Foi uma sequência de perdas numa velocidade muito grande. Eram os meninos ficando bons de um diagnóstico e descobrindo outros. Tem sido dramático e sofrido emocional e fisicamente.
O economista aponta que além dos desgastes óbvios – físicos, pelos cânceres; e emocionais –, havia ainda a preocupação financeira. “Tivemos que mudar de cidade, morar um tempo em São Paulo com eles. Tudo isso envolve muita coisa, estar na incerteza se vai dar certo, se não vai, ficar longe da base familiar, e tendo que suprir todos os custos sem poder trabalhar”, recobra.
Amor marcado na pele
A pergunta natural que surge ao conhecer a história de Régis – e que, talvez, você, leitor, também esteja fazendo – é de onde se tira forças para lidar com tantas perdas assim. Como suportar perder três pedaços tão imensos de si?
“Busco força na fé em Deus. Pra tudo tem um propósito. Os meninos sempre foram muito positivos, encararam tudo com determinação, com otimismo. Foram confiantes até o fim. No meu primeiro diagnóstico, o Pedro disse: ‘Pai, tenha força, porque a Bia foi até o último dia dela, eu tô lutando, o senhor vai conseguir também’. Busco alegria no que me resta”, sentencia.
Hoje, tento ver a vida pela ótica de que a felicidade está nas pequenas coisas, nos amigos, na família, na minha companheira. Focar nas pessoas, nos bons amigos, nos meus pais que ainda estão vivos e precisam de apoio.

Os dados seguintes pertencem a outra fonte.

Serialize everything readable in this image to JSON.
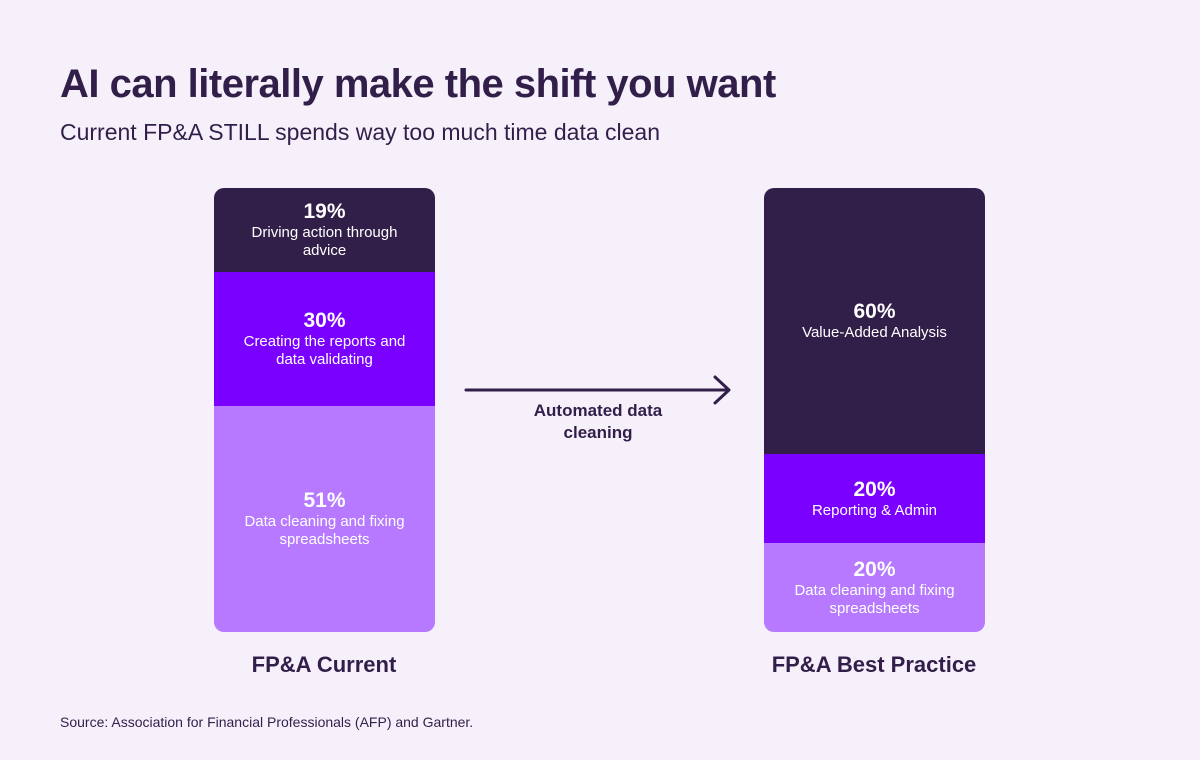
{
  "title": "AI can literally make the shift you want",
  "subtitle": "Current FP&A STILL spends way too much time data clean",
  "arrow_label": "Automated data cleaning",
  "source": "Source: Association for Financial Professionals (AFP) and Gartner.",
  "colors": {
    "background": "#f6f0fb",
    "dark": "#311f4a",
    "violet": "#7a00ff",
    "lavender": "#b679ff",
    "text_light": "#ffffff"
  },
  "chart_data": {
    "type": "stacked-bar",
    "title": "AI can literally make the shift you want",
    "subtitle": "Current FP&A STILL spends way too much time data clean",
    "unit": "%",
    "annotation": "Automated data cleaning",
    "bars": [
      {
        "name": "FP&A Current",
        "segments": [
          {
            "value": 19,
            "label": "Driving action through advice",
            "display": "19%",
            "color": "#311f4a"
          },
          {
            "value": 30,
            "label": "Creating the reports and data validating",
            "display": "30%",
            "color": "#7a00ff"
          },
          {
            "value": 51,
            "label": "Data cleaning and fixing spreadsheets",
            "display": "51%",
            "color": "#b679ff"
          }
        ]
      },
      {
        "name": "FP&A Best Practice",
        "segments": [
          {
            "value": 60,
            "label": "Value-Added Analysis",
            "display": "60%",
            "color": "#311f4a"
          },
          {
            "value": 20,
            "label": "Reporting & Admin",
            "display": "20%",
            "color": "#7a00ff"
          },
          {
            "value": 20,
            "label": "Data cleaning and fixing spreadsheets",
            "display": "20%",
            "color": "#b679ff"
          }
        ]
      }
    ]
  }
}
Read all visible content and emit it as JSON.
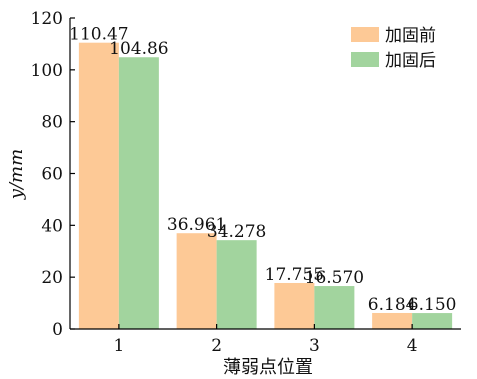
{
  "chart_data": {
    "type": "bar",
    "categories": [
      "1",
      "2",
      "3",
      "4"
    ],
    "series": [
      {
        "name": "加固前",
        "values": [
          110.47,
          36.961,
          17.755,
          6.184
        ],
        "labels": [
          "110.47",
          "36.961",
          "17.755",
          "6.184"
        ],
        "color": "#FDC996"
      },
      {
        "name": "加固后",
        "values": [
          104.86,
          34.278,
          16.57,
          6.15
        ],
        "labels": [
          "104.86",
          "34.278",
          "16.570",
          "6.150"
        ],
        "color": "#A2D49E"
      }
    ],
    "xlabel": "薄弱点位置",
    "ylabel": "y/mm",
    "ylim": [
      0,
      120
    ],
    "yticks": [
      0,
      20,
      40,
      60,
      80,
      100,
      120
    ],
    "grid": false,
    "legend": "top-right"
  }
}
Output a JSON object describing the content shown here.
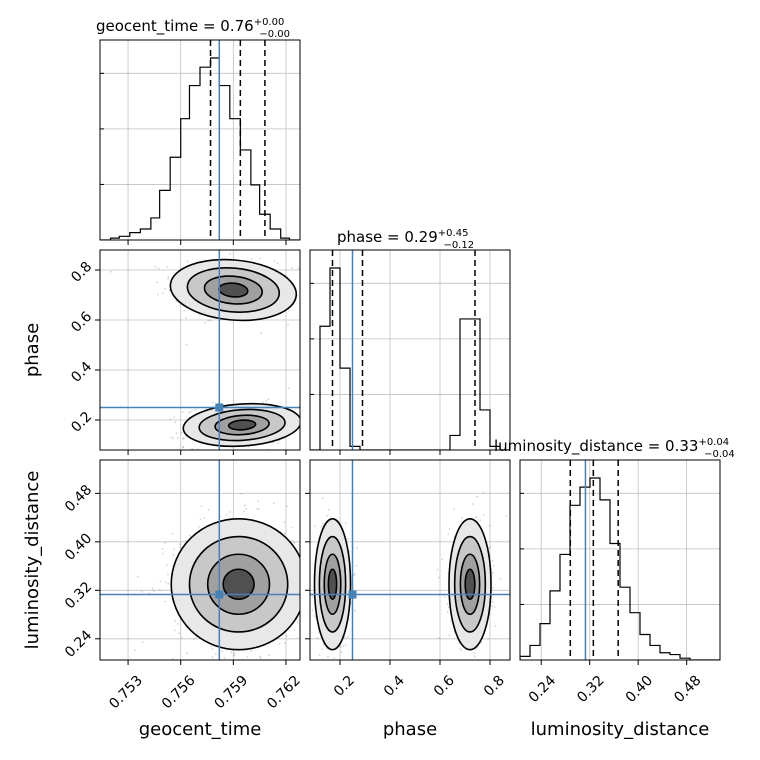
{
  "chart_data": {
    "type": "corner",
    "parameters": [
      "geocent_time",
      "phase",
      "luminosity_distance"
    ],
    "titles": [
      {
        "text": "geocent_time = 0.76",
        "plus": "+0.00",
        "minus": "−0.00"
      },
      {
        "text": "phase = 0.29",
        "plus": "+0.45",
        "minus": "−0.12"
      },
      {
        "text": "luminosity_distance = 0.33",
        "plus": "+0.04",
        "minus": "−0.04"
      }
    ],
    "axis_labels": {
      "x": [
        "geocent_time",
        "phase",
        "luminosity_distance"
      ],
      "y": [
        "phase",
        "luminosity_distance"
      ]
    },
    "ranges": {
      "geocent_time": [
        0.7514,
        0.7628
      ],
      "phase": [
        0.08,
        0.88
      ],
      "luminosity_distance": [
        0.205,
        0.535
      ]
    },
    "ticks": {
      "geocent_time": [
        0.753,
        0.756,
        0.759,
        0.762
      ],
      "phase": [
        0.2,
        0.4,
        0.6,
        0.8
      ],
      "phase_y": [
        0.2,
        0.4,
        0.6,
        0.8
      ],
      "luminosity_distance": [
        0.24,
        0.32,
        0.4,
        0.48
      ],
      "luminosity_distance_y": [
        0.24,
        0.32,
        0.4,
        0.48
      ]
    },
    "tick_labels": {
      "geocent_time": [
        "0.753",
        "0.756",
        "0.759",
        "0.762"
      ],
      "phase": [
        "0.2",
        "0.4",
        "0.6",
        "0.8"
      ],
      "phase_y": [
        "0.2",
        "0.4",
        "0.6",
        "0.8"
      ],
      "luminosity_distance": [
        "0.24",
        "0.32",
        "0.40",
        "0.48"
      ],
      "luminosity_distance_y": [
        "0.24",
        "0.32",
        "0.40",
        "0.48"
      ]
    },
    "truths": {
      "geocent_time": 0.7582,
      "phase": 0.25,
      "luminosity_distance": 0.313
    },
    "quantiles": {
      "geocent_time": [
        0.7577,
        0.7594,
        0.7608
      ],
      "phase": [
        0.17,
        0.29,
        0.74
      ],
      "luminosity_distance": [
        0.288,
        0.326,
        0.367
      ]
    },
    "histograms": {
      "geocent_time": {
        "edges": [
          0.7514,
          0.752,
          0.7525,
          0.7531,
          0.7537,
          0.7543,
          0.7548,
          0.7554,
          0.756,
          0.7565,
          0.7571,
          0.7577,
          0.7582,
          0.7588,
          0.7594,
          0.76,
          0.7605,
          0.7611,
          0.7617,
          0.7622,
          0.7628
        ],
        "counts": [
          0,
          0.01,
          0.02,
          0.04,
          0.06,
          0.12,
          0.27,
          0.45,
          0.66,
          0.84,
          0.94,
          0.99,
          0.84,
          0.66,
          0.49,
          0.3,
          0.14,
          0.06,
          0.01,
          0
        ]
      },
      "phase": {
        "edges": [
          0.08,
          0.12,
          0.16,
          0.2,
          0.24,
          0.28,
          0.32,
          0.36,
          0.4,
          0.44,
          0.48,
          0.52,
          0.56,
          0.6,
          0.64,
          0.68,
          0.72,
          0.76,
          0.8,
          0.84,
          0.88
        ],
        "counts": [
          0,
          0.68,
          1.0,
          0.45,
          0.02,
          0,
          0,
          0,
          0,
          0,
          0,
          0,
          0,
          0,
          0.08,
          0.72,
          0.72,
          0.22,
          0.02,
          0
        ]
      },
      "luminosity_distance": {
        "edges": [
          0.205,
          0.2215,
          0.238,
          0.2545,
          0.271,
          0.2875,
          0.304,
          0.3205,
          0.337,
          0.3535,
          0.37,
          0.3865,
          0.403,
          0.4195,
          0.436,
          0.4525,
          0.469,
          0.4855,
          0.502,
          0.5185,
          0.535
        ],
        "counts": [
          0.02,
          0.08,
          0.2,
          0.38,
          0.58,
          0.85,
          0.95,
          1.0,
          0.88,
          0.64,
          0.4,
          0.26,
          0.14,
          0.08,
          0.04,
          0.03,
          0.01,
          0,
          0,
          0
        ]
      }
    },
    "modes": {
      "geocent_time_phase": [
        {
          "center": [
            0.759,
            0.72
          ],
          "sd": [
            0.0015,
            0.05
          ],
          "rho": -0.2,
          "weight": 0.5
        },
        {
          "center": [
            0.7595,
            0.18
          ],
          "sd": [
            0.0014,
            0.035
          ],
          "rho": 0.15,
          "weight": 0.5
        }
      ],
      "geocent_time_luminosity_distance": [
        {
          "center": [
            0.7593,
            0.33
          ],
          "sd": [
            0.0016,
            0.045
          ],
          "rho": 0.0,
          "weight": 1.0
        }
      ],
      "phase_luminosity_distance": [
        {
          "center": [
            0.17,
            0.33
          ],
          "sd": [
            0.03,
            0.045
          ],
          "rho": 0.0,
          "weight": 0.5
        },
        {
          "center": [
            0.72,
            0.33
          ],
          "sd": [
            0.035,
            0.045
          ],
          "rho": 0.0,
          "weight": 0.5
        }
      ]
    },
    "grid": true,
    "colors": {
      "truth": "#4682b4",
      "contour": "#000000",
      "hist": "#000000",
      "scatter": "#808080",
      "grid": "#c0c0c0"
    }
  }
}
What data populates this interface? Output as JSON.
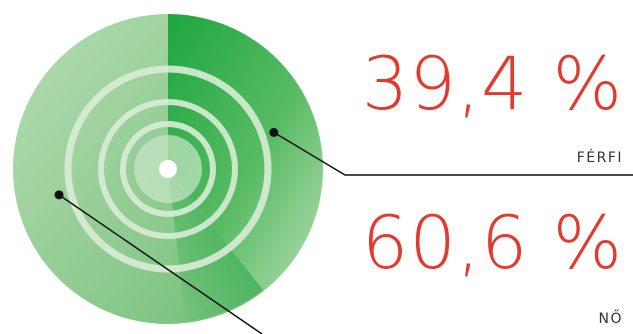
{
  "chart_data": {
    "type": "pie",
    "series": [
      {
        "name": "FÉRFI",
        "value": 39.4,
        "value_label": "39,4 %",
        "color": "#2ba84a"
      },
      {
        "name": "NŐ",
        "value": 60.6,
        "value_label": "60,6 %",
        "color": "#a8d7a8"
      }
    ],
    "title": "",
    "legend": "right"
  },
  "colors": {
    "value_text": "#e23a2e",
    "label_text": "#333333",
    "leader_line": "#111111"
  }
}
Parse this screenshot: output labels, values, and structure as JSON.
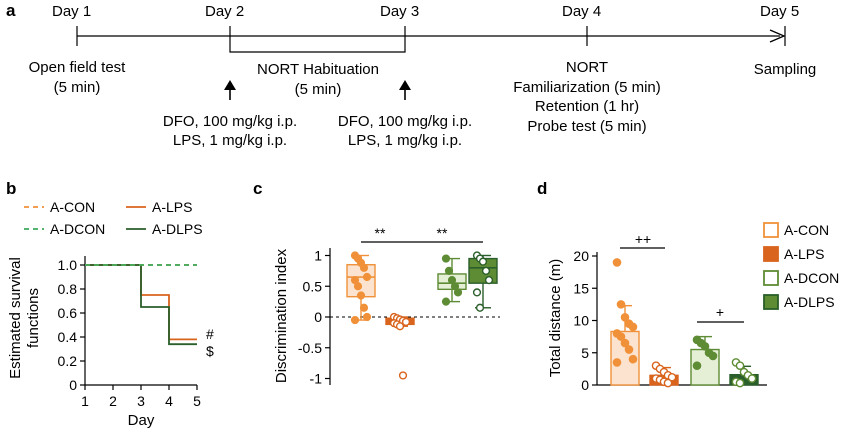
{
  "panel_a": {
    "label": "a",
    "days": [
      "Day 1",
      "Day 2",
      "Day 3",
      "Day 4",
      "Day 5"
    ],
    "texts": {
      "day1_line1": "Open field test",
      "day1_line2": "(5 min)",
      "hab_line1": "NORT Habituation",
      "hab_line2": "(5 min)",
      "inj1_line1": "DFO, 100 mg/kg i.p.",
      "inj1_line2": "LPS, 1 mg/kg i.p.",
      "inj2_line1": "DFO, 100 mg/kg i.p.",
      "inj2_line2": "LPS, 1 mg/kg i.p.",
      "day4_line1": "NORT",
      "day4_line2": "Familiarization (5 min)",
      "day4_line3": "Retention (1 hr)",
      "day4_line4": "Probe test (5 min)",
      "day5_line1": "Sampling"
    }
  },
  "panel_b": {
    "label": "b",
    "legend": {
      "con": "A-CON",
      "lps": "A-LPS",
      "dcon": "A-DCON",
      "dlps": "A-DLPS"
    },
    "ylabel_line1": "Estimated survival",
    "ylabel_line2": "functions",
    "xlabel": "Day",
    "yticks": [
      "0",
      "0.2",
      "0.4",
      "0.6",
      "0.8",
      "1.0"
    ],
    "xticks": [
      "1",
      "2",
      "3",
      "4",
      "5"
    ],
    "sig_hash": "#",
    "sig_dollar": "$"
  },
  "panel_c": {
    "label": "c",
    "ylabel": "Discrimination index",
    "yticks": [
      "1",
      "0.5",
      "0",
      "-0.5",
      "-1"
    ],
    "sig1": "**",
    "sig2": "**"
  },
  "panel_d": {
    "label": "d",
    "ylabel": "Total distance (m)",
    "yticks": [
      "0",
      "5",
      "10",
      "15",
      "20"
    ],
    "legend": [
      "A-CON",
      "A-LPS",
      "A-DCON",
      "A-DLPS"
    ],
    "sig1": "++",
    "sig2": "+"
  },
  "colors": {
    "con": "#F0913A",
    "lps": "#D9641E",
    "dcon": "#5E8C34",
    "dlps": "#2A5E2A",
    "con_fill": "#FBE3CF",
    "dcon_fill": "#E5EFD6",
    "dcon_dash": "#3BAA5C"
  },
  "chart_data": [
    {
      "type": "line",
      "panel": "b",
      "xlabel": "Day",
      "ylabel": "Estimated survival functions",
      "xlim": [
        1,
        5
      ],
      "ylim": [
        0,
        1.0
      ],
      "series": [
        {
          "name": "A-CON",
          "x": [
            1,
            5
          ],
          "y": [
            1.0,
            1.0
          ]
        },
        {
          "name": "A-DCON",
          "x": [
            1,
            5
          ],
          "y": [
            1.0,
            1.0
          ]
        },
        {
          "name": "A-LPS",
          "x": [
            1,
            3,
            3,
            4,
            4,
            5
          ],
          "y": [
            1.0,
            1.0,
            0.75,
            0.75,
            0.38,
            0.38
          ]
        },
        {
          "name": "A-DLPS",
          "x": [
            1,
            3,
            3,
            4,
            4,
            5
          ],
          "y": [
            1.0,
            1.0,
            0.65,
            0.65,
            0.34,
            0.34
          ]
        }
      ]
    },
    {
      "type": "box",
      "panel": "c",
      "ylabel": "Discrimination index",
      "ylim": [
        -1,
        1
      ],
      "groups": [
        {
          "name": "A-CON",
          "min": -0.05,
          "q1": 0.33,
          "median": 0.65,
          "q3": 0.85,
          "max": 1.0,
          "points": [
            1.0,
            0.95,
            0.88,
            0.8,
            0.65,
            0.6,
            0.5,
            0.35,
            0.15,
            0.0,
            -0.05
          ]
        },
        {
          "name": "A-LPS",
          "min": -0.15,
          "q1": -0.12,
          "median": -0.08,
          "q3": -0.02,
          "max": 0.0,
          "points": [
            0.0,
            -0.02,
            -0.04,
            -0.06,
            -0.08,
            -0.1,
            -0.12,
            -0.15,
            -0.95
          ]
        },
        {
          "name": "A-DCON",
          "min": 0.25,
          "q1": 0.45,
          "median": 0.55,
          "q3": 0.7,
          "max": 0.95,
          "points": [
            0.95,
            0.75,
            0.6,
            0.5,
            0.4,
            0.25
          ]
        },
        {
          "name": "A-DLPS",
          "min": 0.15,
          "q1": 0.55,
          "median": 0.8,
          "q3": 0.95,
          "max": 1.0,
          "points": [
            1.0,
            0.95,
            0.9,
            0.75,
            0.6,
            0.4,
            0.15
          ]
        }
      ]
    },
    {
      "type": "bar",
      "panel": "d",
      "ylabel": "Total distance (m)",
      "ylim": [
        0,
        20
      ],
      "categories": [
        "A-CON",
        "A-LPS",
        "A-DCON",
        "A-DLPS"
      ],
      "values": [
        8.3,
        1.5,
        5.5,
        1.6
      ],
      "errors": [
        4.0,
        1.2,
        2.0,
        1.3
      ],
      "points": [
        [
          19.0,
          12.5,
          10.5,
          9.5,
          9.0,
          8.0,
          7.5,
          6.5,
          5.5,
          4.0,
          3.5
        ],
        [
          3.0,
          2.5,
          2.0,
          1.5,
          1.2,
          1.0,
          0.8,
          0.5,
          0.3
        ],
        [
          7.0,
          6.5,
          6.0,
          5.0,
          4.5,
          3.0
        ],
        [
          3.5,
          3.0,
          2.0,
          1.5,
          1.0,
          0.5,
          0.3
        ]
      ]
    }
  ]
}
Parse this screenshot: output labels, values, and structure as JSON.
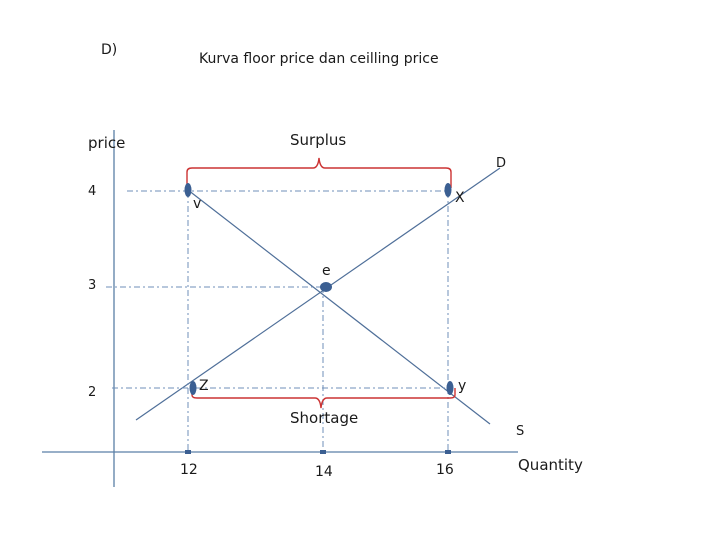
{
  "slide": {
    "letter": "D)",
    "title": "Kurva floor price dan ceilling price",
    "y_axis_label": "price",
    "x_axis_label": "Quantity"
  },
  "curves": {
    "demand_label": "D",
    "supply_label": "S"
  },
  "annotations": {
    "surplus": "Surplus",
    "shortage": "Shortage",
    "equilibrium": "e",
    "point_v": "v",
    "point_x": "X",
    "point_z": "Z",
    "point_y": "y"
  },
  "ticks": {
    "price": [
      "4",
      "3",
      "2"
    ],
    "quantity": [
      "12",
      "14",
      "16"
    ]
  },
  "colors": {
    "axis": "#5b7fa6",
    "line": "#4f6f99",
    "guide": "#6f8fb8",
    "marker": "#3b5f92",
    "brace": "#cc3333"
  }
}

Entre as pequenas coisas que alegram está a parede que guarda os desenhos que Bia e Pedro faziam – obras de arte cujas assinaturas estão, agora, eternizadas na pele de Régis. De uma forma além da física, o pai continua carregando os três filhos nos braços.
“A primeira pessoa que tatuou foi o Pedro. Ele me pediu pra tatuar o nome da Bia. Achei significativo ele ter aquela memória no corpo. Logo quando ele faleceu, eu fiz a assinatura dele, tirada dos desenhos. Resolvi deixar o amor deles marcado não somente no coração, mas no corpo”, explica.
Agora, a vida de Régis se divide entre memórias, afazeres – porque o mundo não pausa para o luto –, o tratamento dos dois cânceres e a dedicação aos amores que ficaram.
“Nunca pude viver o luto dos meninos, porque foi tudo sequenciado. Agora que faleceram todos, vivencio o luto vivendo minha luta. E acreditando sempre que existe um mundo paralelo onde eles estão bem, sem dor, sem sofrimento. E lá vamos nos reencontrar.”